Chapter 3. Reports
You may devote days, weeks, or even months of work to designing tables and queries and writing the macros and code to put an application together, but along with your application's forms, its reports are the application. Because of this, you'll want make them as clear and attractive as possible.
The first solution in this chapter shows you how to do something that should be (and is) easy: printing a report with line numbers. Next, you'll learn how to print the value of query parameters on a report based on a parameter query and how to create an attractive multiple-column report.
The next group of solutions will teach you how to use Visual Basic for Applications (VBA) code and macros to print a message on a report only if certain conditions are met, how to create telephone-book-style page-range indicators, how to print a bar graph on a report using rectangle controls, and how to calculate page totals.
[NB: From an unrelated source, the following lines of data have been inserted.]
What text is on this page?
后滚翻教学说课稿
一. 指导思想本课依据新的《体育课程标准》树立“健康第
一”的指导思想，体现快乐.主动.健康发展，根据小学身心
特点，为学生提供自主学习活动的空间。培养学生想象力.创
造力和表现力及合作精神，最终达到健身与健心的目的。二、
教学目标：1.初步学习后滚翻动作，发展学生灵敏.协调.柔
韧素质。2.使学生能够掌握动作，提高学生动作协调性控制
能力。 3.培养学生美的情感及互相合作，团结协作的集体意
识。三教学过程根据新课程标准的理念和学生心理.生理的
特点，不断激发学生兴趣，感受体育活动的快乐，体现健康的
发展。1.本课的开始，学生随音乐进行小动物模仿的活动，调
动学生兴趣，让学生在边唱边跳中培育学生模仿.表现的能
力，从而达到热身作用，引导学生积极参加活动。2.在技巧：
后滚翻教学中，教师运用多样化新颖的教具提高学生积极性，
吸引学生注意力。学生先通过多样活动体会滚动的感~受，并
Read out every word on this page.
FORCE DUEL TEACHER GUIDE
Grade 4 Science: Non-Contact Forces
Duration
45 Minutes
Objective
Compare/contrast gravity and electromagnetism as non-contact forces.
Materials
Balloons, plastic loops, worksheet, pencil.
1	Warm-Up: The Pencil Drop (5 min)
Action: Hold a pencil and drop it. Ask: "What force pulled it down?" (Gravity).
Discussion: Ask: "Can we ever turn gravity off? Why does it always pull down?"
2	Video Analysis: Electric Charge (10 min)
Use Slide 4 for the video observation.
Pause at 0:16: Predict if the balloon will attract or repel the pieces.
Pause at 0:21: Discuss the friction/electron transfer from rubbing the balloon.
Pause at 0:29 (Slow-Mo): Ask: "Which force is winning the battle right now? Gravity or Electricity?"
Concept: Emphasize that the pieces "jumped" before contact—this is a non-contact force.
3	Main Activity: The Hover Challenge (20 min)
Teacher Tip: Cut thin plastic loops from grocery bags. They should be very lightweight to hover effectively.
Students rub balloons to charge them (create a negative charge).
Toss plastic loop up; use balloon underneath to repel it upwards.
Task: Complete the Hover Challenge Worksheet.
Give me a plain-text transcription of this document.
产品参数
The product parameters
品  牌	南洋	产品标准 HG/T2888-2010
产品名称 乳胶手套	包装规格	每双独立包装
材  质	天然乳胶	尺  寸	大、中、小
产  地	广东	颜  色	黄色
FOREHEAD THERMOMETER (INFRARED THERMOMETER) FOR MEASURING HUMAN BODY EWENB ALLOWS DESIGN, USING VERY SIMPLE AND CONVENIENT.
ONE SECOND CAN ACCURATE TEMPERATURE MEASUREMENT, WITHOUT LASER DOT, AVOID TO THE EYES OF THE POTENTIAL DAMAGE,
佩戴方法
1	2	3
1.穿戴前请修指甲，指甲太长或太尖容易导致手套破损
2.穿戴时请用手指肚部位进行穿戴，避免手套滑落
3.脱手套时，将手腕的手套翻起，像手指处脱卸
Next, you'll employ more challenging VBA code to work around the limitations of the CanGrow/CanShrink properties and prevent blank rows on reports by combining an entire address into a single expression for a mailing-label report. You'll see how to suppress printing a report if there are no records to print. Using an event procedure run from the report's Format event, you'll learn how to print one set of headers and footers on odd pages and another (mirror-image) set on even pages. Then you will learn how to use the Line method to draw lines or rectangles on a report?in this case, to make a line the same height as a variable-height text box. Next, you'll learn how to alternate gray bars on every other row of the report.
The final three solutions in this chapter show you how to tie a report's recordset to the filtered recordset of a form, how to prevent your report from breaking at an inappropriate place (such as right after a group header), and finally, in the most complex solution in this chapter, how to modify a report's grouping and sorting fields on the fly.